Adaptation Application Failures
- Context Matching Errors: Skip problematic adaptations, continue with others
- Modification Application Errors: Log warning, apply partial modifications
- Effectiveness Tracking Errors: Continue without tracking, log for later analysis
Data Persistence Failures
- File Write Errors: Cache in memory, retry on next operation
- Data Corruption: Use backup files, regenerate from memory if needed
- Permission Errors: Fall back to temporary storage, warn user
Configuration Requirements
Learning Configuration
learning_engine:
enabled: true
cache_directory: "cache/learning"
max_learning_records: 10000
max_adaptations: 1000
cleanup_interval_days: 30
thresholds:
significant_effectiveness: 0.7
significant_confidence: 0.6
adaptation_usage_threshold: 5
insights:
min_records_for_analysis: 10
min_pattern_occurrences: 3
confidence_threshold: 0.6
Adaptation Scopes
adaptation_scopes:
session:
enabled: true
max_adaptations: 100
project:
enabled: true
max_adaptations: 500
user:
enabled: true
max_adaptations: 1000
global:
enabled: false # Privacy-sensitive, disabled by default
anonymization_required: true
Usage Examples
Basic Learning Integration
learning_engine = LearningEngine(cache_dir=Path("cache/learning"))
# Record successful MCP server selection
learning_engine.record_learning_event(
LearningType.USER_PREFERENCE,
AdaptationScope.USER,
context={'operation_type': 'analyze', 'complexity_score': 0.7},
pattern={'mcp_server': 'sequential'},
effectiveness_score=0.9
)
# Apply learned preferences
recommendations = learning_engine.apply_adaptations(
context={'operation_type': 'analyze', 'complexity_score': 0.7},
base_recommendations={'recommended_mcp_servers': ['morphllm']}
)
print(recommendations['recommended_mcp_servers']) # ['sequential', 'morphllm']
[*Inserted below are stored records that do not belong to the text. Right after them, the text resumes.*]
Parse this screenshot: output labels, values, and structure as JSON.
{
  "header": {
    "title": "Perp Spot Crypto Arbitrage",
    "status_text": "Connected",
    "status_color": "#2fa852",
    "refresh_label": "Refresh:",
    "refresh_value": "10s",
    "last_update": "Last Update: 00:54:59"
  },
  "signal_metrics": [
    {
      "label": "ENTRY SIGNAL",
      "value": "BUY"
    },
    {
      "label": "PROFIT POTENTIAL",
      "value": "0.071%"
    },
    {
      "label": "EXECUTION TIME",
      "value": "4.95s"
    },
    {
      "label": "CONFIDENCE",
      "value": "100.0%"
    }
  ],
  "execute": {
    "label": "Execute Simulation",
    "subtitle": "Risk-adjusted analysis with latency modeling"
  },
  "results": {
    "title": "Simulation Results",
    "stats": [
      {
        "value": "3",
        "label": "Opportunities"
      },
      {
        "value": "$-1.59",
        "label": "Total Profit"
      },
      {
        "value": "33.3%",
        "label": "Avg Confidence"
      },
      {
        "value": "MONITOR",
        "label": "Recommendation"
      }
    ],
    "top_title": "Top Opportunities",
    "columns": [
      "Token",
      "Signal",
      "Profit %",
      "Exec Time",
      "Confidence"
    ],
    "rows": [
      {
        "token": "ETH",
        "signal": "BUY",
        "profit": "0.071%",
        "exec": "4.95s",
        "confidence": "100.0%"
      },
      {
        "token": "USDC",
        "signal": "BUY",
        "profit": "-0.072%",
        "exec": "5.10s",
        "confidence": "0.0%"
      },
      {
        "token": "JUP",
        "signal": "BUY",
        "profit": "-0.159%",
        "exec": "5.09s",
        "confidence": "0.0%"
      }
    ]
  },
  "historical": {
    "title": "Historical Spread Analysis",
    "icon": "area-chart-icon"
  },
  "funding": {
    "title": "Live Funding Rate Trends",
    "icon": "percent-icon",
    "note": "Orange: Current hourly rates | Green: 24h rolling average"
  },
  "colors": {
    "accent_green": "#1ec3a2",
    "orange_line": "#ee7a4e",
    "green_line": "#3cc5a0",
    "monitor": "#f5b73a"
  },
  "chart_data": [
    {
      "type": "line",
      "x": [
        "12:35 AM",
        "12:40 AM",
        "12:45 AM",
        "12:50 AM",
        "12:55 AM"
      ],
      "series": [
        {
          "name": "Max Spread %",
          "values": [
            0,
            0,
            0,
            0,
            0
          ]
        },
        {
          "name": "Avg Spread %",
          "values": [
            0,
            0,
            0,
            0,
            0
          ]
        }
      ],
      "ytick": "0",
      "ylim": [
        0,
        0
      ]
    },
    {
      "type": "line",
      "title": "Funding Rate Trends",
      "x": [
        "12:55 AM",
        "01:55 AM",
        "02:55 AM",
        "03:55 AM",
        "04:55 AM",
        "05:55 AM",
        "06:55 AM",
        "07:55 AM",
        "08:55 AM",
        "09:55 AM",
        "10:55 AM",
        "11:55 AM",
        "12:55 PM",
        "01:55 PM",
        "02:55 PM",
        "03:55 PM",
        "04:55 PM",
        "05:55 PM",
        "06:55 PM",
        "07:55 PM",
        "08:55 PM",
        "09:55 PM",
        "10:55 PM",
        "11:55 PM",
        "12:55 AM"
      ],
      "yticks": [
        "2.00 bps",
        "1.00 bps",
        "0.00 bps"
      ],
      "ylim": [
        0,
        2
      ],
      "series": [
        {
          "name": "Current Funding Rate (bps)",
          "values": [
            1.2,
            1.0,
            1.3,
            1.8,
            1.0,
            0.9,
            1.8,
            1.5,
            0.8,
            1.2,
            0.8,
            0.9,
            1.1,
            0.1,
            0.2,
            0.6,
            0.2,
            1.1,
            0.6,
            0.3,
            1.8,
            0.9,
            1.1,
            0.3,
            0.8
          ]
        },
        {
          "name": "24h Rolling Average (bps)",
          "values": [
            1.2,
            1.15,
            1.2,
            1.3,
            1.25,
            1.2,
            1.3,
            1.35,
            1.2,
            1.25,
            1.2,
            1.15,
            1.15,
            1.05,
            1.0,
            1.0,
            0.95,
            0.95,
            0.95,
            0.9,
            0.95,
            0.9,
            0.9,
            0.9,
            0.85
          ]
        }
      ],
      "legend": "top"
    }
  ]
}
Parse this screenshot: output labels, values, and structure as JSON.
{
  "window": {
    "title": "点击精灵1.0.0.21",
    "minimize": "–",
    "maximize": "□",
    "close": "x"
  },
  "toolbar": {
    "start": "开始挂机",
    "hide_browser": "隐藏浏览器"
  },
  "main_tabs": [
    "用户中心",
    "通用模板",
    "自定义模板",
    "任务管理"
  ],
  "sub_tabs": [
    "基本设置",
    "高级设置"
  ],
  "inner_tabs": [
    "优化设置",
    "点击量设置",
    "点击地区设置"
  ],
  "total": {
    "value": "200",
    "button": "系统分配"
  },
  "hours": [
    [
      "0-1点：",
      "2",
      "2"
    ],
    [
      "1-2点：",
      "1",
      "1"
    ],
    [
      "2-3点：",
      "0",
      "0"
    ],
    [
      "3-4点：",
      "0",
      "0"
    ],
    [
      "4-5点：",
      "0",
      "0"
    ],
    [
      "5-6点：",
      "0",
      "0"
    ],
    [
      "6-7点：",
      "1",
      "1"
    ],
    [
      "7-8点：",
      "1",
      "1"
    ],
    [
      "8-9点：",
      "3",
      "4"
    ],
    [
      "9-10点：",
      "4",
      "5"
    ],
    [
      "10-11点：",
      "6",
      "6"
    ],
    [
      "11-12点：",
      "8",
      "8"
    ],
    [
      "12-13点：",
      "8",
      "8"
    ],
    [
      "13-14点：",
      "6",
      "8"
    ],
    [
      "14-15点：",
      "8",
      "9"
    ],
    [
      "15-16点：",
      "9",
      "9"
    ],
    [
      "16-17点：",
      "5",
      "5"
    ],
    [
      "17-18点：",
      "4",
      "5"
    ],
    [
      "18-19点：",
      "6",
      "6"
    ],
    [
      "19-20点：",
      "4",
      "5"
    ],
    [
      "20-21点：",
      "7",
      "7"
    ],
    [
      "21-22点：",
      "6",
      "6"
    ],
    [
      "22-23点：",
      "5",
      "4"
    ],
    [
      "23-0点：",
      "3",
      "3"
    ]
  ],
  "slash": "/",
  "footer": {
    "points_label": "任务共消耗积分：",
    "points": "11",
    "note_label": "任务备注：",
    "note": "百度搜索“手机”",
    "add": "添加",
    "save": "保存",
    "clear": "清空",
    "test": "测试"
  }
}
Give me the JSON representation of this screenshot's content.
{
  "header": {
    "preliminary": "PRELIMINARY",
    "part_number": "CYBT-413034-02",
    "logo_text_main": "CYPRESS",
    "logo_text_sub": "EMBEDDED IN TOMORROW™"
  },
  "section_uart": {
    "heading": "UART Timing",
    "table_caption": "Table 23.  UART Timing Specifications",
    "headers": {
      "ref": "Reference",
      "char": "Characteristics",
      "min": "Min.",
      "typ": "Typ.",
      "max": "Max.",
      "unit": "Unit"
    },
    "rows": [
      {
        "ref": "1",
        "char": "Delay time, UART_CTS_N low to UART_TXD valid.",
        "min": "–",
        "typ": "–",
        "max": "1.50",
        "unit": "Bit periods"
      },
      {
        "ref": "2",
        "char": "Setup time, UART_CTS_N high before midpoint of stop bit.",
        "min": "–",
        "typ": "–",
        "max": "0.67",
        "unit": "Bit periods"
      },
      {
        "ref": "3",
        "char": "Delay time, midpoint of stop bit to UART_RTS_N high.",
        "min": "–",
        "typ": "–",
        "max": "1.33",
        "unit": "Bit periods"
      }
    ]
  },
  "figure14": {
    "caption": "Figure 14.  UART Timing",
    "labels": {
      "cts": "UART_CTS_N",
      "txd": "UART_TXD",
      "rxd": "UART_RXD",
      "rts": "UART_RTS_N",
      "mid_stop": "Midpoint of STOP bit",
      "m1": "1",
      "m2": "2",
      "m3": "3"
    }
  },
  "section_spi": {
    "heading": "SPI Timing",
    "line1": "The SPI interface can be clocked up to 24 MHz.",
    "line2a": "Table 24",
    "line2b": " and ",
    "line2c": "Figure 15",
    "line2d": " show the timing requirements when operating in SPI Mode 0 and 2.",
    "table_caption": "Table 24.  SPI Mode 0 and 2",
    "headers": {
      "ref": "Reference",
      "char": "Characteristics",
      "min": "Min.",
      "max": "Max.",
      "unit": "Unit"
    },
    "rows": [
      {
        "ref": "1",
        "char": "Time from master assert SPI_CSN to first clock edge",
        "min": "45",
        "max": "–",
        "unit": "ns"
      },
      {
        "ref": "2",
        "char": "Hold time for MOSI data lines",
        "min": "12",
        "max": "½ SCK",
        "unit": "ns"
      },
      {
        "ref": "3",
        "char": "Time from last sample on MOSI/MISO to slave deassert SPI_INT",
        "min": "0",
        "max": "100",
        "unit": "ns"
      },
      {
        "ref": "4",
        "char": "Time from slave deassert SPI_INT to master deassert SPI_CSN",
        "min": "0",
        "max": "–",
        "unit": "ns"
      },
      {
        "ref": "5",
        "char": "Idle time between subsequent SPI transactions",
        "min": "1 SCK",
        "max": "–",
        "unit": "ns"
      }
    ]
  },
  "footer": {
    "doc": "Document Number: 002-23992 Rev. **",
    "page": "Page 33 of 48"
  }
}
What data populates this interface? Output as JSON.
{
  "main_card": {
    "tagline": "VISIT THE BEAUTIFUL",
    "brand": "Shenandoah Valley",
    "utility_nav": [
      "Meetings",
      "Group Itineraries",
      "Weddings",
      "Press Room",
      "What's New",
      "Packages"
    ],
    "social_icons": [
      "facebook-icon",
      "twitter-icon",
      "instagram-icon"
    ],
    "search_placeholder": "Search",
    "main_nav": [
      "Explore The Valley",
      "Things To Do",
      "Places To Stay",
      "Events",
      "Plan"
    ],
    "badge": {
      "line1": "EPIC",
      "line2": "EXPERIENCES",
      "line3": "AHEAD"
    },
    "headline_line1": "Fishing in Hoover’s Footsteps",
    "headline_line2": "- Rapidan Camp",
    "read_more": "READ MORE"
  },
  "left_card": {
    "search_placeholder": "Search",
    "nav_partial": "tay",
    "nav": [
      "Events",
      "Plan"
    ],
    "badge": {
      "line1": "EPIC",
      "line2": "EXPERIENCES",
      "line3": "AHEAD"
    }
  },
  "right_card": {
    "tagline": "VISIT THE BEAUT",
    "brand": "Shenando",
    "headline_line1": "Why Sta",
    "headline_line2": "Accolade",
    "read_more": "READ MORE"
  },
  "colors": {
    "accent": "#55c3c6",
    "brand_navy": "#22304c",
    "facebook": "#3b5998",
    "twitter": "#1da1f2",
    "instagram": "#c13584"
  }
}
Performance Optimization Learning
# Record performance optimization success
learning_engine.record_learning_event(
LearningType.PERFORMANCE_OPTIMIZATION,
AdaptationScope.PROJECT,
context={'file_count': 25, 'operation_type': 'refactor'},
pattern={'delegation': 'auto', 'flags': ['--delegate', 'auto']},
effectiveness_score=0.85,
metadata={'time_saved_ms': 3000, 'quality_preserved': 0.95}
)
# Generate performance insights
insights = learning_engine.generate_learning_insights()
performance_insights = [i for i in insights if i.insight_type == "performance_optimization"]
Dependencies and Relationships
Internal Dependencies
- yaml_loader: Configuration loading for learning settings
- Standard Libraries: json, time, statistics, pathlib, typing, dataclasses, enum
Framework Integration
- Cross-Hook Learning: Shared learning across all 7 hook implementations
- Pattern Recognition: Integration with pattern_detection.py for enhanced recommendations
- Performance Monitoring: Effectiveness tracking for framework optimization
Hook Coordination
- Used by all hooks for consistent learning and adaptation
- Provides standardized learning interfaces and effectiveness tracking
- Enables cross-hook knowledge sharing and personalization
This module serves as the intelligent learning and adaptation system for the SuperClaude framework, enabling continuous improvement through user preference learning, pattern recognition, and effectiveness feedback integration across all hook operations.